In this paper we define and study the Julia set and the Fatou set of an arbitrary polynomial f, which is defined on the closed complex plane and whose degree is at least two. We are especially interested in the structure of these sets and in approximating the size of the Julia set.
First, we define the Julia and Fatou sets by using the concepts of normal families and equicontinuity. Then we move on to proving many of the essential facts concerning these sets, laying foundations for the main theorems of this paper presented in the fifth chapter. By the end of this chapter we achieve quite a good understanding of the basic structure of the Julia set and the Fatou set of an arbitrary polynomial f.
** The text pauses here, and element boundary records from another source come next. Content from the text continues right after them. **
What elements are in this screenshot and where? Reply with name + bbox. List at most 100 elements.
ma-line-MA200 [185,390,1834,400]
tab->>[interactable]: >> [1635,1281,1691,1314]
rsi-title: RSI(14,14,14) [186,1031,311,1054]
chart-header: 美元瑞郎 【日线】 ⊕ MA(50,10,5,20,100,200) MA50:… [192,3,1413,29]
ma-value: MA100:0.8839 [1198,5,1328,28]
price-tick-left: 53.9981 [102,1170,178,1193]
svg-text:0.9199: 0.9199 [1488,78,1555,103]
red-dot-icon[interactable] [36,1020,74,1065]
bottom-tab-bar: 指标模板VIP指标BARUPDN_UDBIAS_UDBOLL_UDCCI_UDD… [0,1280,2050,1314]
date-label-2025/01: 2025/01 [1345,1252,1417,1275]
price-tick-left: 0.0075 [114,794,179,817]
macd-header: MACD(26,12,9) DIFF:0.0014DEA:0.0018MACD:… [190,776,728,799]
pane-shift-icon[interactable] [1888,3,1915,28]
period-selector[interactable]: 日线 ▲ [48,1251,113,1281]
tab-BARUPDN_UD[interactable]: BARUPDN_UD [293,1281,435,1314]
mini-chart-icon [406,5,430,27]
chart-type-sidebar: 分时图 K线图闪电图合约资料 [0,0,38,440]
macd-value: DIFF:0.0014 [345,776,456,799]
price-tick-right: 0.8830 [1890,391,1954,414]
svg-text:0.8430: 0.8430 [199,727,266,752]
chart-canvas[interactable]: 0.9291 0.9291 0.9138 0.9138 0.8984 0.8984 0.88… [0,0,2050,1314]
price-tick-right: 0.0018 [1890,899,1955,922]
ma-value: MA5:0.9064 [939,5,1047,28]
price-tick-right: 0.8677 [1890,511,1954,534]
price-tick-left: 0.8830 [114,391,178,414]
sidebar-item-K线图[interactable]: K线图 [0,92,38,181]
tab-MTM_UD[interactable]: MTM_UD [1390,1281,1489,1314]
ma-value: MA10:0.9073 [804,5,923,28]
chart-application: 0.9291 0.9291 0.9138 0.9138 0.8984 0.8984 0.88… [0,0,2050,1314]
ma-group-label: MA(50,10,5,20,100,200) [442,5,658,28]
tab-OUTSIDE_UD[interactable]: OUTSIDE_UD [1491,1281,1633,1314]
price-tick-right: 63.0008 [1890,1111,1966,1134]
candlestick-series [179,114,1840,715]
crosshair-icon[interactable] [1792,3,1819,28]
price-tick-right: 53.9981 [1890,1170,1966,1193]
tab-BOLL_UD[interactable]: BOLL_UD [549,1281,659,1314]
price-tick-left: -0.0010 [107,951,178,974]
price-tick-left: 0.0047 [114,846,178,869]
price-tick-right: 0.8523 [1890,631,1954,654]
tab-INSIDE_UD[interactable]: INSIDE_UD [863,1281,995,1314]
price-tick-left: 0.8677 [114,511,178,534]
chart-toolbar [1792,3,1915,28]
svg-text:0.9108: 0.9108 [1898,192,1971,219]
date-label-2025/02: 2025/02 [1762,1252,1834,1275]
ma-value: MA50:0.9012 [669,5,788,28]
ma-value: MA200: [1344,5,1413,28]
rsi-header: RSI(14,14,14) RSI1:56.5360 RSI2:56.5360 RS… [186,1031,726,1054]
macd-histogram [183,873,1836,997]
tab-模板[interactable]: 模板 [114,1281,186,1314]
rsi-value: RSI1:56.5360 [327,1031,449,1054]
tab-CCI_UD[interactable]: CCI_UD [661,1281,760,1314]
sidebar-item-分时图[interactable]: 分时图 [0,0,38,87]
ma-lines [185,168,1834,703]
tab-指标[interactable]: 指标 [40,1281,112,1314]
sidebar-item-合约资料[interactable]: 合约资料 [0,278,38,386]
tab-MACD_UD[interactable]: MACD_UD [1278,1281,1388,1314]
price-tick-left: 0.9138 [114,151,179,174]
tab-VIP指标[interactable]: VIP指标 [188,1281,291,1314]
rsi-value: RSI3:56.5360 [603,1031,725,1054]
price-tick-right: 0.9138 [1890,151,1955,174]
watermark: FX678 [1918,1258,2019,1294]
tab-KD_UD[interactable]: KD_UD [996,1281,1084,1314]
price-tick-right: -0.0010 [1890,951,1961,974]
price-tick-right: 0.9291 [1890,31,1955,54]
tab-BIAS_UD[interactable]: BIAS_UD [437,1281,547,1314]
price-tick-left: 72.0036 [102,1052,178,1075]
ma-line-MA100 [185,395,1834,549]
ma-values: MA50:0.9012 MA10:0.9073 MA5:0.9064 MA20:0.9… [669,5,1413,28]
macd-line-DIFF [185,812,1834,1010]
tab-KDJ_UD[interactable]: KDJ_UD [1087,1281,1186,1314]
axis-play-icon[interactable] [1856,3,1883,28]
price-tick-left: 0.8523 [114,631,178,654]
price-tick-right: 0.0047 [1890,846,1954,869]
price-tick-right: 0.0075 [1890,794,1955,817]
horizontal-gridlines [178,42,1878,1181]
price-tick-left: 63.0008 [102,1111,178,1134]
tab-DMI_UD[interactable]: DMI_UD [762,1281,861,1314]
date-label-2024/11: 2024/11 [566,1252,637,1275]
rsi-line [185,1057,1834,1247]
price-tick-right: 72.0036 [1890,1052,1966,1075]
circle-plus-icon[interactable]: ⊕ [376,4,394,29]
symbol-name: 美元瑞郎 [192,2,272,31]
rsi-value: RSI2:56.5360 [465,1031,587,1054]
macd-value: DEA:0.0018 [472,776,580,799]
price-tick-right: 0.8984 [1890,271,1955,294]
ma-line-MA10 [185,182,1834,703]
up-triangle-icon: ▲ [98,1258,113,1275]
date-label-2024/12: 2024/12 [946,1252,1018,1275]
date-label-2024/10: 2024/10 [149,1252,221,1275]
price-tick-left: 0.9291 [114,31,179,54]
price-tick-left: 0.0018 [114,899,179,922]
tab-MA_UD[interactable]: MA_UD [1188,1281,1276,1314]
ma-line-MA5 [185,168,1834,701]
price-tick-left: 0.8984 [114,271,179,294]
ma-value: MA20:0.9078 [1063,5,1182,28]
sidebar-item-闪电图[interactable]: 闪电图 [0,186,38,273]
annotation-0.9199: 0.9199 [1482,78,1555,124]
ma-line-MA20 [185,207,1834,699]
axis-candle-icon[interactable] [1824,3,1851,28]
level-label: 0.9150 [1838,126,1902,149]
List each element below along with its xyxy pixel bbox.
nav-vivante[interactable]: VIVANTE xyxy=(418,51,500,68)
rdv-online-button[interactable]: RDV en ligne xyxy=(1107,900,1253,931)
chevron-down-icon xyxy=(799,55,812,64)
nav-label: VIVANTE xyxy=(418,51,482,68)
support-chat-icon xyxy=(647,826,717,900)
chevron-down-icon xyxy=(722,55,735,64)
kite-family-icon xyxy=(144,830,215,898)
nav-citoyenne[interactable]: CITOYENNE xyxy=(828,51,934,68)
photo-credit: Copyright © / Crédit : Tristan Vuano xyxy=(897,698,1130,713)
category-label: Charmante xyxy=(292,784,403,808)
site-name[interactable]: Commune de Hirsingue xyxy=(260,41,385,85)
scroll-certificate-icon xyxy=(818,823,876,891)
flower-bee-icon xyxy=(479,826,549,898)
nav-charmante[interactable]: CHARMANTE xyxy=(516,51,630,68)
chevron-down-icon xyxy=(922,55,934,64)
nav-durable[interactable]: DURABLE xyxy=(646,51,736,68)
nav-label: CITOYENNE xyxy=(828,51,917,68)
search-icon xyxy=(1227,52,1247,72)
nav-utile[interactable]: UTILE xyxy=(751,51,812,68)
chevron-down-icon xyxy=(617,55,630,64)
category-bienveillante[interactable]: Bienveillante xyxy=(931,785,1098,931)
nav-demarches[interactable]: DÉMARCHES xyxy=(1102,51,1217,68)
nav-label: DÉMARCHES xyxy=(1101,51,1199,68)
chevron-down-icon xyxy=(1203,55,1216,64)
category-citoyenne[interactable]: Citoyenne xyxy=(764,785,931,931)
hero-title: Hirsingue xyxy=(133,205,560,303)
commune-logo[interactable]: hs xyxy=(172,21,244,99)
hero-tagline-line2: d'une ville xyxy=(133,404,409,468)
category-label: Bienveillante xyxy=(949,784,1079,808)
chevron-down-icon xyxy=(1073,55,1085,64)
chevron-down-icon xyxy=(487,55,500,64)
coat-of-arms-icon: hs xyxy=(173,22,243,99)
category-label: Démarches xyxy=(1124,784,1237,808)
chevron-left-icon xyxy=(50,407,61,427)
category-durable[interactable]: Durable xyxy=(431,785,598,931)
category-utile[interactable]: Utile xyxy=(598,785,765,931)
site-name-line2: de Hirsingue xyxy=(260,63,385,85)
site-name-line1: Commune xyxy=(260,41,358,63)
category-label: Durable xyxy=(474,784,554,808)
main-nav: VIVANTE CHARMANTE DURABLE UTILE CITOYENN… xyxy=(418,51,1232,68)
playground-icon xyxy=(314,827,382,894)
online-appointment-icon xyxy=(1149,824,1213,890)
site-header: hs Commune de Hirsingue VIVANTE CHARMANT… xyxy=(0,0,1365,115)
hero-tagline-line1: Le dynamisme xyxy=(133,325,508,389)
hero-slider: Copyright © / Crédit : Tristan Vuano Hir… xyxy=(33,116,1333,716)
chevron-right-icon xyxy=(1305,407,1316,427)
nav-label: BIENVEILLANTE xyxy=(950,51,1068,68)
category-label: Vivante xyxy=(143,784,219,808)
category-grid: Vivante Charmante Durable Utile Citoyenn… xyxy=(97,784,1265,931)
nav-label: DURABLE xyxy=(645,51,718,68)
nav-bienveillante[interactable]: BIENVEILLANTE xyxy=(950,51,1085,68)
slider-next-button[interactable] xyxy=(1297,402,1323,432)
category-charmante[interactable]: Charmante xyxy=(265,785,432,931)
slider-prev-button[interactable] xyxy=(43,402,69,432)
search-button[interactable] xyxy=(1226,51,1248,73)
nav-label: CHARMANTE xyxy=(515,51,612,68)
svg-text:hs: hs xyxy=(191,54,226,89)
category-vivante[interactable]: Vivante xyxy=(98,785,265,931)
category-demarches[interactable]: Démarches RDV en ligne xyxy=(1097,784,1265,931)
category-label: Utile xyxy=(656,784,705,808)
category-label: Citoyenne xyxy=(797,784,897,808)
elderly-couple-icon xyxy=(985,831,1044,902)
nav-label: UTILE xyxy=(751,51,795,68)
In the fourth chapter we introduce the Hausdorff measure and dimension along with some theorems regarding them. In this chapter we also say more about fractals and self-similar sets, for example the Cantor set and the Koch curve. The main goal of this chapter is to prove a well-known result which allows to easily determine the Hausdorff dimension of any self-similar set that fulfils certain conditions. We end this chapter by calculating the Hausdorff dimension of the one-third Cantor set and the Koch-curve by using the result described earlier and notice, that their Hausdorff dimension is not integer-valued.
In the fifth chapter we study the structure of the Julia set further, concentrating on its connectedness, and introduce the Mandelbrot set. In this chapter we also prove the three main theorems of this paper. First we show a sufficient condition for the Julia set of a polynomial to be totally disconnected. This result, with some theorems proven in the third chapter, shows that in this case the Julia set is a Cantor-like set. The second result shows when the Julia set of a quadratic polynomial of the form f(z) = z^2 + c is a Jordan curve. The third and final result shows that given an arbitrary polynomial f, there exists a lower bound for the Hausdorff dimension of the Julia set of the polynomial f, which depends on the polynomial f. This is the most important result of this paper.